Try to resist the desire for frequent naps when going through menopause.  Stay active in your daily life by working out in the yard, cleaning the house, doing laundry, walking at the mall. parking further away and  taking the stairs.  I am sure you have heard this many times before, but an active lifestyle truly makes a difference.  I read an article once (sorry I can’t remember the source), but a runner who ran ½ mile per day, but was then very sedentary burned the same calories as someone who was active in the daily lives as noted above, but did not do any formal “exercise.”  Interesting…maybe I have been wasting too much time running… Ha Ha. 

In addition to the exercise, it is important that we eat well while going through menopause.  Unfortunately, we need fewer calories as we age.  You may have figured this one out on your own.   I often hear “I could eat so much more when I was younger and not even worry about it.”  Once you reach 50 years old, you need on average 200 calories less than you did when you were younger.  I guess that is why so many older people “share their meals” at restaurants.  In one respect, that is something to look forward to as we get older as long as our appetite declines with our need for fewer calories!  Of course, if you are reading this, you probably have had bariatric surgery or are planning to do so.  In that case, portion control will be managed for you.  Your job will be to continue making healthy food choices.  Here is a list of healthy foods to aid with menopause which I pulled from the Academy of Nutrition and Dietetics website eatright.org. 

·       Bananas. Bananas (along with apricots, avocados and sweet potatoes) are high in potassium, which helps regulate blood pressure.

·       Blueberries. This fruit is full of stress-snuffing antioxidants and vitamin C. Plus; blueberries are high in fiber and low in calories.

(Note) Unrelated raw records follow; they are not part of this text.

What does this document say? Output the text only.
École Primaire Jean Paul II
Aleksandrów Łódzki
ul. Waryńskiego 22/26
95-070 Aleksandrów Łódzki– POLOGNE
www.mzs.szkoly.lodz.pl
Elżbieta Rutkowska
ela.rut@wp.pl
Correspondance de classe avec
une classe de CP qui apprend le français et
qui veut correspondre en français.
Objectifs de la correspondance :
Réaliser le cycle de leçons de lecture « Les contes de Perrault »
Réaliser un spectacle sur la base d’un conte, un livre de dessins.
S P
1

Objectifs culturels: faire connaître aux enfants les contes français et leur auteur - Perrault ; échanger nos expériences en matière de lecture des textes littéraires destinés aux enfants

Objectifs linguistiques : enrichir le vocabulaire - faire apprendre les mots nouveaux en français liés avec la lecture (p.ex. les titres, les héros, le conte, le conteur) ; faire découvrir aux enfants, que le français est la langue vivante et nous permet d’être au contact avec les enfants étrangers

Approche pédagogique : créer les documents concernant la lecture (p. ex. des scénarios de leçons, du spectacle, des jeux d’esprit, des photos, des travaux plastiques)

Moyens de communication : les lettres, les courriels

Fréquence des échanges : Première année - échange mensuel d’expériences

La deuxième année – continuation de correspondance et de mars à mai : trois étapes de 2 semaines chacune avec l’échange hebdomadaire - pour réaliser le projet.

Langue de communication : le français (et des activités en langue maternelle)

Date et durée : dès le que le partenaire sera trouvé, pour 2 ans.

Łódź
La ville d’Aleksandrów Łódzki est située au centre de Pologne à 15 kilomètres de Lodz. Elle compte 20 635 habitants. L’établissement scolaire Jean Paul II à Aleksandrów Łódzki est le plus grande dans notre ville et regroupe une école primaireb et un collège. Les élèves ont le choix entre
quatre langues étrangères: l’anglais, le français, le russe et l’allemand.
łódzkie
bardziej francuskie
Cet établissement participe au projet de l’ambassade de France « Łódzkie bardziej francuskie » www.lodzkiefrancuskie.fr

·       Dark, leafy greens. These vegetables are rich in calcium and vitamin K, which help support bone health. Women over 50 should aim for 1,200 mg of calcium daily.

·       Salmon. Omega-3-rich foods like salmon raise good cholesterol. Oily fish are also good sources of vitamin D, which aids calcium absorption. You need 600 IU of vitamin D a day — a 3 oz. serving of canned salmon supplies about 465 IU.

·       Soy. Some studies suggest that foods with isoflavens – such as soy milk, tofu and edamame — may have estrogen-like properties in the body, which could help offset the effects of dropping estrogen levels. (Note: If you have a family history of breast cancer or other issues with soy, consult a doctor before adding soy to your diet.)

·       Whole-grain bread and oatmeal. Studies show that soluble fiber may help your body remove cholesterol. The requirement for fiber decreases at age 50 so aim for about 21 to 30 grams of total fiber per day.

·       Water. Water helps move fiber through your system, keeps you hydrated and may mitigate hot flashes. Drink plenty of it!

·       Yogurt. Yogurt is calcium-rich and contains probiotics that may aid digestion. Choose fat-free or low-fat, low-sugar varieties with vitamin D added.

Keep these tips in mind as you do your meal planning and exercise for the week.